Pero ni siquiera sus prebendas y la escisión orquestada a finales de 2007 le han permitido lucir cuentas: Su propio reino de taifas de la telefonía se le vuelve día a día un entorno más hostil Telmex, la joya de la telefonía fija mexicana de Slim, ha visto cómo sus beneficios netos caían en 2008 un 26,7%, ante un descenso de sus ingresos por servicios locales y de larga distancia. Ni la competencia de los operadores de telefonía local y móvil, ni la migración de accesos a internet por marcación (dial-up) hacia los servicios de banda ancha han respetado las pretensiones del magnate. Adiós a la época dorada de América Móvil, adiós a un crecimiento anual del 42% en ingresos en los últimos 7 años y una penetración de mercado en América Latina que pasó de 12% a 69% desde el 2000.

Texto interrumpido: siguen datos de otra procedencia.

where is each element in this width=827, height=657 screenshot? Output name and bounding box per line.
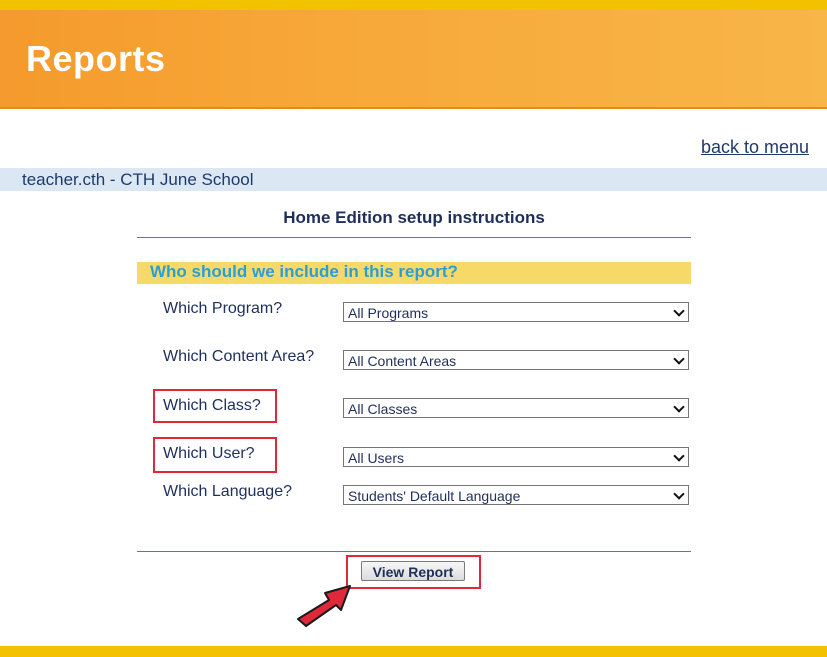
user-select-value: All Users	[348, 450, 405, 466]
class-label: Which Class?	[163, 397, 261, 414]
class-select-value: All Classes	[348, 401, 418, 417]
chevron-down-icon	[673, 401, 685, 413]
content-area-select[interactable]: All Content Areas	[343, 350, 689, 370]
user-select[interactable]: All Users	[343, 447, 689, 467]
chevron-down-icon	[673, 353, 685, 365]
language-label: Which Language?	[163, 483, 292, 500]
class-select[interactable]: All Classes	[343, 398, 689, 418]
chevron-down-icon	[673, 305, 685, 317]
red-arrow-icon	[297, 585, 351, 627]
divider	[137, 237, 691, 238]
content-area-select-value: All Content Areas	[348, 353, 457, 369]
program-select[interactable]: All Programs	[343, 302, 689, 322]
section-title: Home Edition setup instructions	[283, 208, 545, 227]
bottom-strip	[0, 646, 827, 657]
divider	[137, 551, 691, 552]
program-label: Which Program?	[163, 300, 283, 317]
chevron-down-icon	[673, 450, 685, 462]
language-select-value: Students' Default Language	[348, 488, 521, 504]
page-title: Reports	[26, 38, 166, 79]
include-heading-bar: Who should we include in this report?	[137, 262, 691, 284]
back-to-menu-link[interactable]: back to menu	[701, 137, 809, 158]
program-select-value: All Programs	[348, 305, 429, 321]
top-strip	[0, 0, 827, 10]
content-area-label: Which Content Area?	[163, 348, 315, 365]
user-label: Which User?	[163, 445, 255, 462]
include-heading: Who should we include in this report?	[150, 262, 458, 281]
language-select[interactable]: Students' Default Language	[343, 485, 689, 505]
user-school-label: teacher.cth - CTH June School	[22, 170, 254, 189]
page-header: Reports	[0, 10, 827, 109]
view-report-button[interactable]: View Report	[361, 561, 465, 581]
user-bar: teacher.cth - CTH June School	[0, 168, 827, 191]
chevron-down-icon	[673, 488, 685, 500]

Pese a que América Móvil - con 159.2 millones de suscriptores celulares y 3.9 millones de líneas fijas en el continente americano- registró un incremento de 20.6% en el número de suscriptores- hasta los 159.2 millones de usuarios- y aunque los ingresos aumentaron un 20.6%, el estirón de los tentáculos de Slim no ha sido suficiente para compensar las menores tarifas y los costos asociados con el lanzamiento de la red 3G. América Móvil espera alcanzar un crecimiento anual compuesto de 16% a 18% en sus ingresos consolidados en los próximos 5 años, una desaceleración importante para la compañía líder en la telefonía celular en América Latina. Pero es el fin de sus privilegios y la competencia lo que más le duele: lo que llama "entorno regulatorio adverso" no son más que las investigaciones de la Comisión Federal de Competencia (CFC) a la que le llueven las demandas de investigación por monopolio y posición dominante de Teléfonos de México- que maneja el 94% del mercado en el sector de línea fija; las denuncias por monopolio y posición dominante de otras operadoras y la voluntad del presidente Felipe Calderón de cumplir con la promesa de mejorar la competencia del sector y abrir totalmente el mercado de la telefónica fija al capital extranjero. Contraria a la posición de Telmex, la Comisión Federal de Competencia (Cofeco) consideró que la empresa no puede entrar aún al mercado de la televisión y Slim se enfrenta, además, a los problemas de la portabilidad numérica.